A couple of weeks ago, President Obama gave a speech in Maryland, mocking Republican apoplexy surrounding the Affordable Care Act. He quoted one state lawmaker in New Hampshire comparing the law to the Fugitive Slave Act, causing the audience to audibly gasp.
It was an understandable reaction. What kind of person thinks of the Fugitive Slave Act when discussing a moderate health care law? What’s that, George Will? You have something to contribute to this?
Conservative columnist and pundit George Will on Wednesday compared Obamacare to the Fugitive Slave Act and segregation to demonstrate the “bruising, untidy, utterly Democratic” process of changing laws.
In an interview with NPR’s “Morning Edition,” host Steve Inskeep asked Will about President Barack Obama’s argument that Republicans are short-circuiting the system by using government funding and the debt ceiling as leverage to dismantle Obamacare, rather than repealing the law outright.

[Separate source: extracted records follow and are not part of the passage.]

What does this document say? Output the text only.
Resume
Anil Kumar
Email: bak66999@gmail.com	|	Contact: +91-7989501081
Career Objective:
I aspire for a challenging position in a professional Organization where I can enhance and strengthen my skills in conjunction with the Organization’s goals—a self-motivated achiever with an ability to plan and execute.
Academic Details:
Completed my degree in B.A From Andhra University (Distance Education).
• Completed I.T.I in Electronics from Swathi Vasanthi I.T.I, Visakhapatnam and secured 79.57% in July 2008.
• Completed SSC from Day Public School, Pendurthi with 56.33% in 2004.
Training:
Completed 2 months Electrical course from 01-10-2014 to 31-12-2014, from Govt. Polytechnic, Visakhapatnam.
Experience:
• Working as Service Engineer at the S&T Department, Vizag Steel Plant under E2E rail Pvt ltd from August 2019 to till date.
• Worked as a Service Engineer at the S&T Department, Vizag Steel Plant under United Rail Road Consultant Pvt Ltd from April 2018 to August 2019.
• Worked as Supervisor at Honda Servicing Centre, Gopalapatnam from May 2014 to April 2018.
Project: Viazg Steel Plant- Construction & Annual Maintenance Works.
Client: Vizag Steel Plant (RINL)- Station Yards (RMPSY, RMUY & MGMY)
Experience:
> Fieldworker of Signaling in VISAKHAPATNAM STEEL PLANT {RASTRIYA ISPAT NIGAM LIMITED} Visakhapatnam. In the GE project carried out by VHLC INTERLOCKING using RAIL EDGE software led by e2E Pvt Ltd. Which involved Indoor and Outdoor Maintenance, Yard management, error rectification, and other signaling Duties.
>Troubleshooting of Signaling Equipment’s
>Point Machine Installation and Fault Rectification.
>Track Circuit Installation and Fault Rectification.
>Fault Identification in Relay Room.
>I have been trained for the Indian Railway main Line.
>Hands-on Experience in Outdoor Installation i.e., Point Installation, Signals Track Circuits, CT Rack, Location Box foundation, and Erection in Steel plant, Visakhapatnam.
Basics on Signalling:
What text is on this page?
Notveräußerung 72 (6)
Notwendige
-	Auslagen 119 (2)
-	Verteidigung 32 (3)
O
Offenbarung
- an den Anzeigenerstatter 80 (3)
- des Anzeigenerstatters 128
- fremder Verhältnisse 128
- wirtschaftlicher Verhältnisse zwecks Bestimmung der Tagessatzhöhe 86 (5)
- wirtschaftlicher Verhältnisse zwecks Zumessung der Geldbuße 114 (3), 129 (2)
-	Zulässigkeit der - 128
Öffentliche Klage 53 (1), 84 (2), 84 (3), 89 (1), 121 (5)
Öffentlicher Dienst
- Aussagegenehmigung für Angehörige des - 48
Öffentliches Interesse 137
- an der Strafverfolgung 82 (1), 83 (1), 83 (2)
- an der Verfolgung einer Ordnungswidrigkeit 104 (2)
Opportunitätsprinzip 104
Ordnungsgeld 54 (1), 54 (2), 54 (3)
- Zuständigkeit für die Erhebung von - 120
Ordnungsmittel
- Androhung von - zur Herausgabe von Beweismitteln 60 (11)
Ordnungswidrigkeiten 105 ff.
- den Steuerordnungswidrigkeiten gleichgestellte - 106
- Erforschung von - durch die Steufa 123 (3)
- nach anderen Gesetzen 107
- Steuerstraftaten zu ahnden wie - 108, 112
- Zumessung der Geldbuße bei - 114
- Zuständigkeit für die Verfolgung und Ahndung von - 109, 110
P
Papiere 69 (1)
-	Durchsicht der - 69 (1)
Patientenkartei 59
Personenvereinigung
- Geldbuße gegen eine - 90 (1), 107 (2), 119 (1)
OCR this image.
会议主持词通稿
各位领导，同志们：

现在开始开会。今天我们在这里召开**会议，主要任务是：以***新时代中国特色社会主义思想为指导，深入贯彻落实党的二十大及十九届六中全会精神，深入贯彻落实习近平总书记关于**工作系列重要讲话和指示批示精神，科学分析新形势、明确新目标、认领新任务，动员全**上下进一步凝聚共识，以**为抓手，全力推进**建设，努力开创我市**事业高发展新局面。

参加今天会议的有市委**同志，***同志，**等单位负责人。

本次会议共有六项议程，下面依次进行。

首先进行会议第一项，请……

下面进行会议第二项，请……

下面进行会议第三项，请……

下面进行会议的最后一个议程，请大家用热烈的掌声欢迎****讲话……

“How does this short-circuit the system?” Will said. “I hear Democrats say, ‘The Affordable Care Act is the law,’ as though we’re supposed to genuflect at that sunburst of insight and move on. Well, the Fugitive Slave Act was the law, separate but equal was the law, lots of things are the law and then we change them.”
Sigh.
Now I realize, looking at the quote, that the conservative pundit didn’t say the Affordable Care Act and the Fugitive Slave Act are literally moral equivalents, but Will is nevertheless drawing a needlessly provocative parallel. Indeed, if health care for working families causes someone to immediately think of slavery and segregation, there’s a problem with this brand of political punditry.
But on a more direct level, Will seems to think the Affordable Care Act’s proponents consider it and all laws inviolate and untouchable. He’s confused. What matters is not whether Republicans want to change or destroy the law, but how they intend to go about completing their task.
It amazes me that conservatives are so often baffled by this.
Will contends that “lots of things are the law and then we change them.” That’s certainly true, though there’s an obvious follow-up question: by what process should they be changed?
In the United States, we’ve spent about a quarter of a millennium relying on something called the legislative process — lawmakers have an idea, they introduce a bill, it goes through committee, it’s subjected to debate, etc. It’s a long, difficult process, filled with many choke points, and the vast majority of bills fail.